A systematic and careful monitoring of the movement of the Rio Grande shows that it enters New Mexico via a spectacular gorge and flows south through a series of alluvium-filled basins produced over millions of years by the rifting process. Rising at an elevation of 9,842 ft (3,000 m), the Rio Grande flows southward about 746 mi (1,200 km) to the United States-MEXICO border, separating El Paso from Cuidad Juarez, Chihuahua. From there, the it flows in a more southeast direction for approximately 1,243 mi (2,000 km), until it reaches its mouth at the Gulf of Mexico.
The Rio Grande was once useful as a major supplier of surface and ground water for residential, commercial, and agricultural use in the Albuquerque, New Mexico area and in other villages, towns, and cities of the state through which the river flows. (Its international frontier in Texas is largely devoid of urban settlement from El Paso to the more southern reaches of the valley at Del Rio and Laredo.) Due to the extensive 20th-century degradation in water quality and natural habitat—a result of its extreme subjugation to agricultural exploitation—the Rio Grande is considered one of North America’s most endangered river systems.
Being one of the longest rivers in the United States, and as an international border outside the exclusive control of any nation, perhaps it was inevitable that the Rio Grande would experience serious and uncontrolled degradation of water quality, quantity, and associated habitat. Despite the ability of the river to move about and change flow and location in its river course over most of the Rio Grande valley, it has experienced more frequent periods of stability and equilibrium as hydrological engineers have attempted to control its floods with dams and artificial lakes. Prior to this period of river engineering, riparian (riverine) ecosystems had more opportunities to become established on riverbanks and islands, and deposition and erosion of sediments allowed colonization of riparian vegetation across wide areas of the valley as it proceeded southward.
Over the course of the 20th century, the patterns of change in the Rio Grande have been radically diminished or stopped completely. It has, within the last 100 years, gone from a braided and sinuous set of channels to the flow of a single channel, in many places dredged and engineered so that it actually dries up for whole seasons, as its river waters are diverted to irrigation canals.
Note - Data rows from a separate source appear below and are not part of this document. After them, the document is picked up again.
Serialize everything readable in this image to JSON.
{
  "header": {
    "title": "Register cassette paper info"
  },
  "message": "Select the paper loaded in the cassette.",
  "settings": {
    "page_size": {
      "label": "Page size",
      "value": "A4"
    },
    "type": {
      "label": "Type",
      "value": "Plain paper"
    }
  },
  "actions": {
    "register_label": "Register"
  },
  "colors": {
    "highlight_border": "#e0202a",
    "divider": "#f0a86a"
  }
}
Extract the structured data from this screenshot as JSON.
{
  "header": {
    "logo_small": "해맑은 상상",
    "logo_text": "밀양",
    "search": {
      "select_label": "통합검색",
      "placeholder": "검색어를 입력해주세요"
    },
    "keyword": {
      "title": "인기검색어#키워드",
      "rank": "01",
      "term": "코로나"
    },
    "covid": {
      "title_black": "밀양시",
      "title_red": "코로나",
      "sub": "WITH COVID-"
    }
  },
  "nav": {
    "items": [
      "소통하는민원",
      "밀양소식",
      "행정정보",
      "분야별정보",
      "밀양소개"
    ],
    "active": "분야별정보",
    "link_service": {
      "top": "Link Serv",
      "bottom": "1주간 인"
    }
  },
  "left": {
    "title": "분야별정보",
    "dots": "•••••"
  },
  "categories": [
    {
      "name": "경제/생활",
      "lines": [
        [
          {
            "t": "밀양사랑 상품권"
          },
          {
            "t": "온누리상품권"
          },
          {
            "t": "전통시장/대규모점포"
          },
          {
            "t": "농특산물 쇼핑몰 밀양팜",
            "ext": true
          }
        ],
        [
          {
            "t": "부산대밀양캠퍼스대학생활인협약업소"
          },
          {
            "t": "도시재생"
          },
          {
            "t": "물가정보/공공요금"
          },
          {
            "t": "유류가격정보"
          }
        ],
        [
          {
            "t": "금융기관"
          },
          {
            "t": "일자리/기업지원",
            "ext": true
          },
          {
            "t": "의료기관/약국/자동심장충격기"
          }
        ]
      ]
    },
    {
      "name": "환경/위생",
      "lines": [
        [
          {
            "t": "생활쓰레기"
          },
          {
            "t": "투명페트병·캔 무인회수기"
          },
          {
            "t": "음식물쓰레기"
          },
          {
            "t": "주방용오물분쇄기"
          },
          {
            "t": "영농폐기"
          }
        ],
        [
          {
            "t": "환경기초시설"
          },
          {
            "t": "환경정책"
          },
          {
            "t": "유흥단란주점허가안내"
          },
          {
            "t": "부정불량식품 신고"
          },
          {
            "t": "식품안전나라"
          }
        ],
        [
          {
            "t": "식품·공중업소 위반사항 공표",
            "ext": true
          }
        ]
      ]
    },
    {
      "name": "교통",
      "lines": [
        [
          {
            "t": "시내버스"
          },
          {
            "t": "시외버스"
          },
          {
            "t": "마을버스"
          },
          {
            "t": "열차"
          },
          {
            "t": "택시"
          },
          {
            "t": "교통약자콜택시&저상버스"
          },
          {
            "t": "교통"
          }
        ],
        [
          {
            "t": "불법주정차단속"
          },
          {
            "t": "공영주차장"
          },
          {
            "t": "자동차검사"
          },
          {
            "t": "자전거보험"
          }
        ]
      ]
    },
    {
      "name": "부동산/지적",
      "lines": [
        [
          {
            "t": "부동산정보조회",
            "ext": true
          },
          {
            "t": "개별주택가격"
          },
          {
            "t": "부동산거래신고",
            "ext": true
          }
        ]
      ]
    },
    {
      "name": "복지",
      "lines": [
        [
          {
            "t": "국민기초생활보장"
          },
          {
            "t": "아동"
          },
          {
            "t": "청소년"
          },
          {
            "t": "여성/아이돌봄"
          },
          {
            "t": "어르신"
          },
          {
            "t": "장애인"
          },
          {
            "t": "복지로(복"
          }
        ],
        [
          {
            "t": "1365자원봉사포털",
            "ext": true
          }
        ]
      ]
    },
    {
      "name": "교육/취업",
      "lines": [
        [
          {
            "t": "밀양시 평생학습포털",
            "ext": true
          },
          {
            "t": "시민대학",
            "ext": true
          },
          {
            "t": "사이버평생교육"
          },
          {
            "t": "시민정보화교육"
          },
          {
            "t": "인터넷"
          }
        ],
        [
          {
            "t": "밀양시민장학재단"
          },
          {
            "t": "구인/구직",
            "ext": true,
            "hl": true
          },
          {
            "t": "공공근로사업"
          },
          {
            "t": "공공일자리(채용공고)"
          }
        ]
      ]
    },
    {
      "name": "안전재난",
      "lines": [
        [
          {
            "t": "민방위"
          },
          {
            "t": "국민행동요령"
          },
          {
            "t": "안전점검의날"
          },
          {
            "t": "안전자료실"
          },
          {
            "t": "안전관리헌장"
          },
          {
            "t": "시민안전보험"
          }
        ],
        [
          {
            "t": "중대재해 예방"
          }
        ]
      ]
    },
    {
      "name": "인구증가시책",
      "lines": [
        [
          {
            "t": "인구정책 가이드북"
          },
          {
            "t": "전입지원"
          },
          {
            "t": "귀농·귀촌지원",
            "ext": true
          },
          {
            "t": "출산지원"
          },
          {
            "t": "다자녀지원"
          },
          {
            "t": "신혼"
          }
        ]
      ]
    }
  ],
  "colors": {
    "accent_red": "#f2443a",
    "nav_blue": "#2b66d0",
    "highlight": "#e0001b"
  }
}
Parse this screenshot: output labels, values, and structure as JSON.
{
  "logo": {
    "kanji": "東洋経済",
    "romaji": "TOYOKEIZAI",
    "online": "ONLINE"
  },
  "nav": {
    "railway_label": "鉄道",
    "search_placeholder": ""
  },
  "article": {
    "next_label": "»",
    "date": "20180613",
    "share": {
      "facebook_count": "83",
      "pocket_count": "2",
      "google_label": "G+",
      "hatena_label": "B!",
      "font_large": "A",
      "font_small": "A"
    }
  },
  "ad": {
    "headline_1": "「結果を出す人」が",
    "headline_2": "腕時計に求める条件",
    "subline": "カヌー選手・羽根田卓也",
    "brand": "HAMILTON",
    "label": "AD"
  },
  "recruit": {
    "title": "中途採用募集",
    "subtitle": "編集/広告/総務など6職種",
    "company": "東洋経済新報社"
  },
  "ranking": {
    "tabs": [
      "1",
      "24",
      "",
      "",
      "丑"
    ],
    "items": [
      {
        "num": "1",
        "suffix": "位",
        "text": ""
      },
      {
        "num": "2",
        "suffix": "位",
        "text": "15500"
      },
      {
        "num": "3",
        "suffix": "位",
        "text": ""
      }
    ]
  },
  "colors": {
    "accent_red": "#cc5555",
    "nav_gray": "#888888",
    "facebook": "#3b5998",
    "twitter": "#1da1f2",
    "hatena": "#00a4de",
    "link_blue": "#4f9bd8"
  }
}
The Rio Grande’s variegated flow over the last century has caused havoc in the Albuquerque area, as the city and its environs have suffered from major flooding. The record cites severe floods occurring on a fairly regular cycle, with major events in 1874, 1884, 1909, and 1920, to mention a few. In the 1874 flood, it was estimated that water covered 24 square mi (62 square km), filling the area between Bernalillo and Albuquerque for more than three months. While the river’s ecology has been seriously compromised, it continues to provide services to towns and farms along its course, supplying irrigation water and drainage, and recharging the Ogallala aquifer that lies beneath its route. It continues to support natural habitats, particularly cienega (swamp) structures, which provide avian life with important stopovers in north-south migrations.